When I entered the apparel design program in college, my studio hours became understandably more focused on the art of clothing design and construction but I missed the form of expression I found in painting. Now, I have found a way to bring painting back into my life while still pursuing fashion, in the most obvious form: paint the clothes. While treating textiles in this manner is still very experimental for me, I welcome the opportunity to grow in a new direction, and learn something new along the way.
Do you have a hobby you have lost touch with? Can you find a way to bring it back into your life? Do it! Do more of what you love and more of what makes you happy : )
November 30, 2015
As a designer and an entrepreneur, I am constantly keeping my eyes open for inspiration. Not just for what I will create next, but for everything that comes along with building a brand, such as finding fun and fresh ways to get the product into the market. I am thrilled to share the details of Emah's latest adventure in doing so.

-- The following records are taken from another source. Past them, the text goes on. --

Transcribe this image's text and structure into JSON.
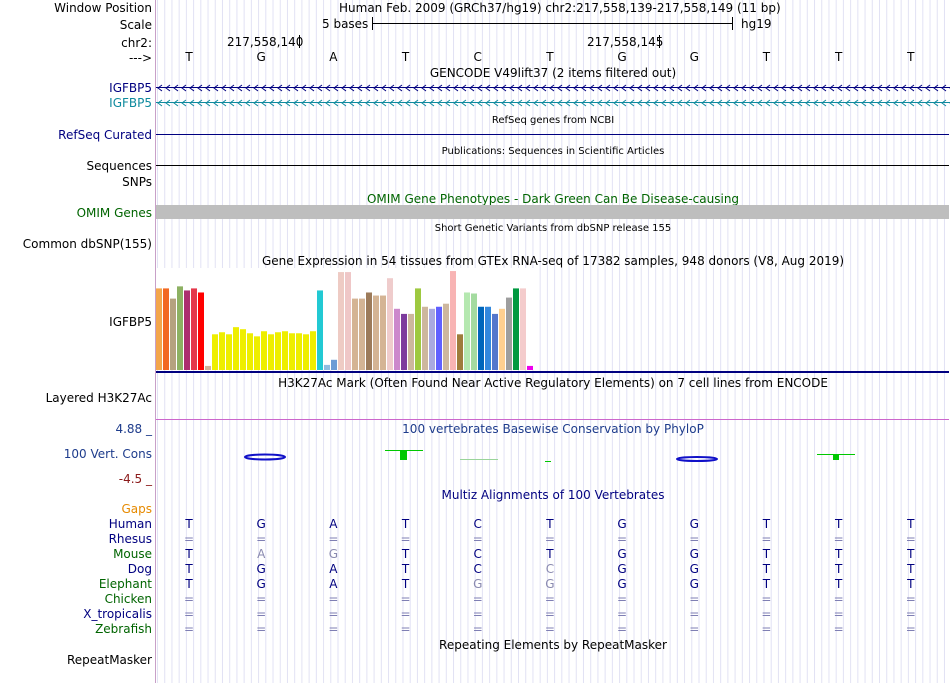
{
  "header": {
    "window_label": "Window Position",
    "window_value": "Human Feb. 2009 (GRCh37/hg19)   chr2:217,558,139-217,558,149 (11 bp)",
    "scale_label": "Scale",
    "scale_value": "5 bases",
    "scale_db": "hg19",
    "chrom_label": "chr2:",
    "pos1": "217,558,140",
    "pos2": "217,558,145",
    "strand_label": "--->"
  },
  "bases": [
    "T",
    "G",
    "A",
    "T",
    "C",
    "T",
    "G",
    "G",
    "T",
    "T",
    "T"
  ],
  "tracks": {
    "gencode_title": "GENCODE V49lift37 (2 items filtered out)",
    "igfbp5_a": "IGFBP5",
    "igfbp5_b": "IGFBP5",
    "refseq_label": "RefSeq Curated",
    "refseq_title": "RefSeq genes from NCBI",
    "sequences_label": "Sequences",
    "pubs_title": "Publications: Sequences in Scientific Articles",
    "snps_label": "SNPs",
    "omim_title": "OMIM Gene Phenotypes - Dark Green Can Be Disease-causing",
    "omim_label": "OMIM Genes",
    "dbsnp_title": "Short Genetic Variants from dbSNP release 155",
    "dbsnp_label": "Common dbSNP(155)",
    "gtex_title": "Gene Expression in 54 tissues from GTEx RNA-seq of 17382 samples, 948 donors (V8, Aug 2019)",
    "gtex_label": "IGFBP5",
    "h3k_title": "H3K27Ac Mark (Often Found Near Active Regulatory Elements) on 7 cell lines from ENCODE",
    "h3k_label": "Layered H3K27Ac",
    "phylo_max": "4.88 _",
    "phylo_title": "100 vertebrates Basewise Conservation by PhyloP",
    "phylo_label": "100 Vert. Cons",
    "phylo_min": "-4.5 _",
    "multiz_title": "Multiz Alignments of 100 Vertebrates",
    "repeat_title": "Repeating Elements by RepeatMasker",
    "repeat_label": "RepeatMasker"
  },
  "gtex_values": [
    0.8,
    0.8,
    0.7,
    0.82,
    0.78,
    0.8,
    0.76,
    0.04,
    0.35,
    0.37,
    0.35,
    0.42,
    0.4,
    0.36,
    0.33,
    0.38,
    0.35,
    0.37,
    0.38,
    0.36,
    0.36,
    0.35,
    0.38,
    0.78,
    0.05,
    0.1,
    0.96,
    0.96,
    0.7,
    0.7,
    0.76,
    0.73,
    0.73,
    0.9,
    0.6,
    0.55,
    0.55,
    0.8,
    0.62,
    0.6,
    0.62,
    0.65,
    0.97,
    0.35,
    0.76,
    0.75,
    0.62,
    0.62,
    0.55,
    0.6,
    0.71,
    0.8,
    0.8,
    0.04
  ],
  "gtex_colors": [
    "#f3a54b",
    "#f26822",
    "#b5a27f",
    "#8db163",
    "#ac2e6f",
    "#e4374a",
    "#ff0000",
    "#d1b49b",
    "#eeee00",
    "#eeee00",
    "#eeee00",
    "#eeee00",
    "#eeee00",
    "#eeee00",
    "#eeee00",
    "#eeee00",
    "#eeee00",
    "#eeee00",
    "#eeee00",
    "#eeee00",
    "#eeee00",
    "#eeee00",
    "#eeee00",
    "#22c9d3",
    "#8fbde0",
    "#6c9bd5",
    "#eecbc4",
    "#efc7c7",
    "#d4b494",
    "#d4b494",
    "#9d7b5a",
    "#d4b494",
    "#d4b494",
    "#efcccc",
    "#cc88cc",
    "#7d3b9d",
    "#cdb79e",
    "#9ec940",
    "#cdb79e",
    "#a9a9e0",
    "#6060ff",
    "#cdb79e",
    "#f8b4b4",
    "#9e7c3b",
    "#b5e8b0",
    "#a4dba0",
    "#0066bb",
    "#3388dd",
    "#5577cc",
    "#ffd090",
    "#9e9e9e",
    "#009940",
    "#f4cccc",
    "#ee00ee"
  ],
  "species": [
    {
      "name": "Gaps",
      "color": "#e68a00",
      "row": []
    },
    {
      "name": "Human",
      "color": "#000080",
      "row": [
        "T",
        "G",
        "A",
        "T",
        "C",
        "T",
        "G",
        "G",
        "T",
        "T",
        "T"
      ]
    },
    {
      "name": "Rhesus",
      "color": "#000080",
      "row": [
        "=",
        "=",
        "=",
        "=",
        "=",
        "=",
        "=",
        "=",
        "=",
        "=",
        "="
      ]
    },
    {
      "name": "Mouse",
      "color": "#006400",
      "row": [
        "T",
        "A",
        "G",
        "T",
        "C",
        "T",
        "G",
        "G",
        "T",
        "T",
        "T"
      ]
    },
    {
      "name": "Dog",
      "color": "#000080",
      "row": [
        "T",
        "G",
        "A",
        "T",
        "C",
        "C",
        "G",
        "G",
        "T",
        "T",
        "T"
      ]
    },
    {
      "name": "Elephant",
      "color": "#006400",
      "row": [
        "T",
        "G",
        "A",
        "T",
        "G",
        "G",
        "G",
        "G",
        "T",
        "T",
        "T"
      ]
    },
    {
      "name": "Chicken",
      "color": "#006400",
      "row": [
        "=",
        "=",
        "=",
        "=",
        "=",
        "=",
        "=",
        "=",
        "=",
        "=",
        "="
      ]
    },
    {
      "name": "X_tropicalis",
      "color": "#000080",
      "row": [
        "=",
        "=",
        "=",
        "=",
        "=",
        "=",
        "=",
        "=",
        "=",
        "=",
        "="
      ]
    },
    {
      "name": "Zebrafish",
      "color": "#006400",
      "row": [
        "=",
        "=",
        "=",
        "=",
        "=",
        "=",
        "=",
        "=",
        "=",
        "=",
        "="
      ]
    }
  ],
  "colors": {
    "navy": "#000080",
    "teal": "#0e8a9e",
    "green": "#006400",
    "omim_bar": "#bebebe",
    "phylo_blue": "#1010c8",
    "phylo_green": "#00c800",
    "h3k_line": "#cc66cc"
  }
}
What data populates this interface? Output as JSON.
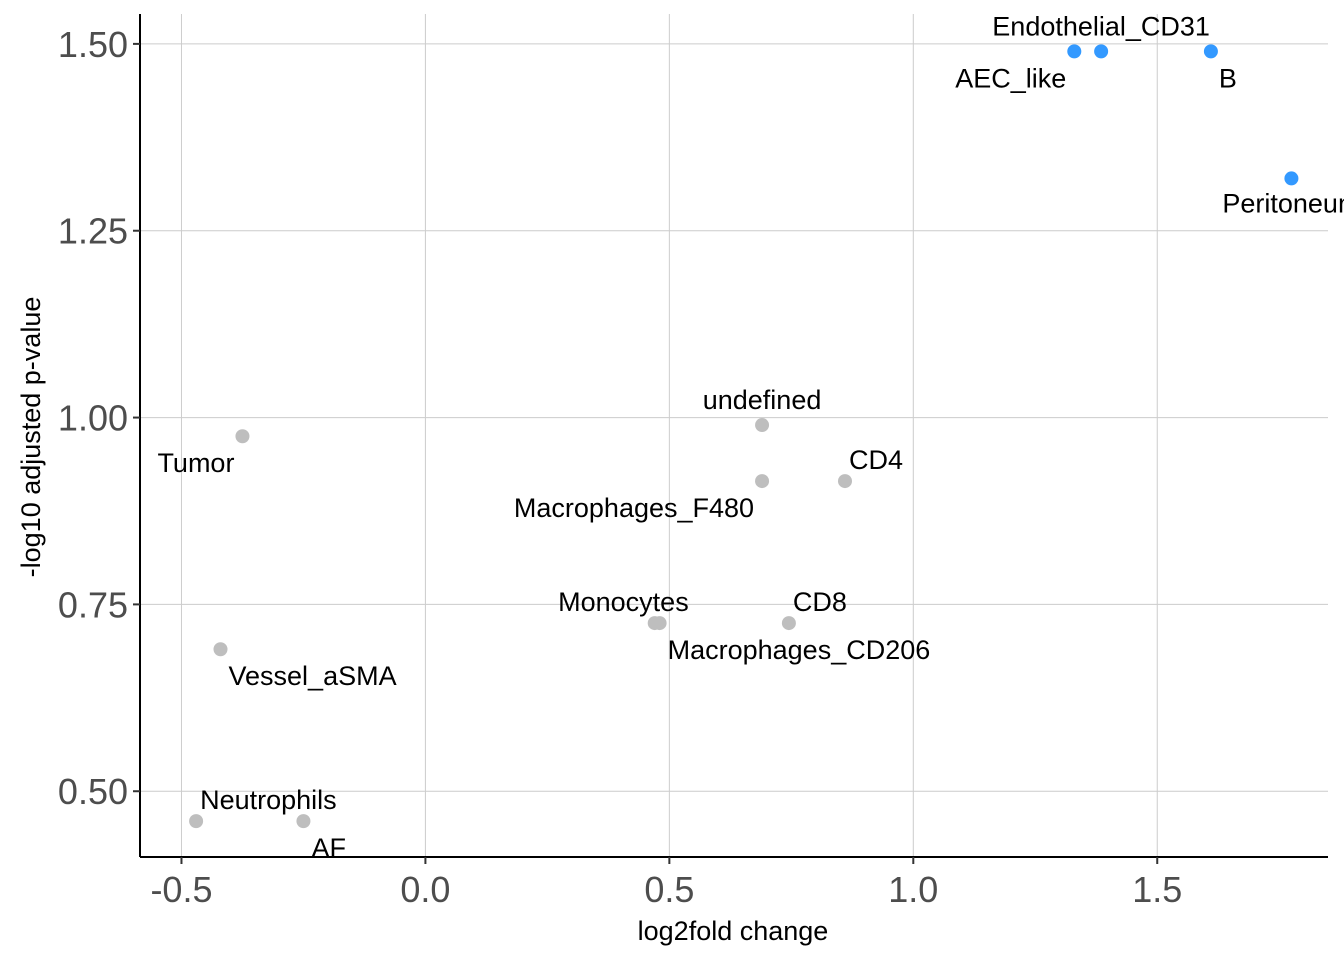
{
  "chart_data": {
    "type": "scatter",
    "title": "",
    "xlabel": "log2fold change",
    "ylabel": "-log10 adjusted p-value",
    "xlim": [
      -0.585,
      1.85
    ],
    "ylim": [
      0.412,
      1.54
    ],
    "xticks": [
      -0.5,
      0.0,
      0.5,
      1.0,
      1.5
    ],
    "xtick_labels": [
      "-0.5",
      "0.0",
      "0.5",
      "1.0",
      "1.5"
    ],
    "yticks": [
      0.5,
      0.75,
      1.0,
      1.25,
      1.5
    ],
    "ytick_labels": [
      "0.50",
      "0.75",
      "1.00",
      "1.25",
      "1.50"
    ],
    "grid": true,
    "colors": {
      "significant": "#3399ff",
      "not_significant": "#bebebe"
    },
    "points": [
      {
        "label": "Endothelial_CD31",
        "x": 1.385,
        "y": 1.49,
        "significant": true,
        "label_pos": "above"
      },
      {
        "label": "AEC_like",
        "x": 1.33,
        "y": 1.49,
        "significant": true,
        "label_pos": "below-left"
      },
      {
        "label": "B",
        "x": 1.61,
        "y": 1.49,
        "significant": true,
        "label_pos": "below-right"
      },
      {
        "label": "Peritoneum",
        "x": 1.775,
        "y": 1.32,
        "significant": true,
        "label_pos": "below"
      },
      {
        "label": "Tumor",
        "x": -0.375,
        "y": 0.975,
        "significant": false,
        "label_pos": "below-left"
      },
      {
        "label": "undefined",
        "x": 0.69,
        "y": 0.99,
        "significant": false,
        "label_pos": "above"
      },
      {
        "label": "Macrophages_F480",
        "x": 0.69,
        "y": 0.915,
        "significant": false,
        "label_pos": "below-left"
      },
      {
        "label": "CD4",
        "x": 0.86,
        "y": 0.915,
        "significant": false,
        "label_pos": "above-right"
      },
      {
        "label": "Monocytes",
        "x": 0.47,
        "y": 0.725,
        "significant": false,
        "label_pos": "above-left"
      },
      {
        "label": "Macrophages_CD206",
        "x": 0.48,
        "y": 0.725,
        "significant": false,
        "label_pos": "below-right"
      },
      {
        "label": "CD8",
        "x": 0.745,
        "y": 0.725,
        "significant": false,
        "label_pos": "above-right"
      },
      {
        "label": "Vessel_aSMA",
        "x": -0.42,
        "y": 0.69,
        "significant": false,
        "label_pos": "below-right"
      },
      {
        "label": "Neutrophils",
        "x": -0.47,
        "y": 0.46,
        "significant": false,
        "label_pos": "above-right"
      },
      {
        "label": "AF",
        "x": -0.25,
        "y": 0.46,
        "significant": false,
        "label_pos": "below-right"
      }
    ]
  }
}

Last year I met the two amazing women behind Kon-Dor. If you haven't already familiarized yourself with Kon-Dor, you should take a few minutes to do so. Not only do they create beautiful and high quality hand bags, but they are redefining what it means to have a mission behind your business. I am so inspired by the way these women emulate the ethos of their brand, and exude tremendous positivity.
This holiday season, Kon-Dor and Emah the Label are joining forces along with three other inspiring designers: Carla Speck, Monasita, and OAO New York, to create a weekend pop-up shop in downtown Manhattan.
On Saturday December 12th, we will be at 149 Elizabeth Street from 10am-7pm. I am so honored and exciting to be collaborating with these hard working women for such a great event.
Here are some of the items Emah will be showcasing at the shop:
- Tops hand painted by Callie McDonald, and hand made by Ellie Hottinger as part of the EMAHxCALLIE collaboration project.
- Tops hand painted and hand made by Ellie Hottinger
- Runway items from the Spring 15 show
- Miscellaneous pieces from the Emah archives
To learn more about each pop up shop participant, visit their websites listed below and follow along to keep up with their stories!
Hope to see you there!
OAO NEW YORK
October 12, 2015
Anyone who knows Callie McDonald knows she is the doodle queen. However, do not be fooled by the elementary connotation of "doodle", for these are not your average scribbles. They are pure magic. While Callie is experienced in a variety of artful mediums, it is her relationship simply with markers that fascinates me the most. Her ability to transform blank space into a wonderful, whimsical, makes-you-feel-magical piece of art, is something I wanted to bring even more to life- and what better way than to give it a body?
Emah and Callie are coming together to bring you the ultimate version of wearable art. Our "EMAHxCALLIE" capsule collection will include two different styles of tops, each hand painted with a unique print by Callie.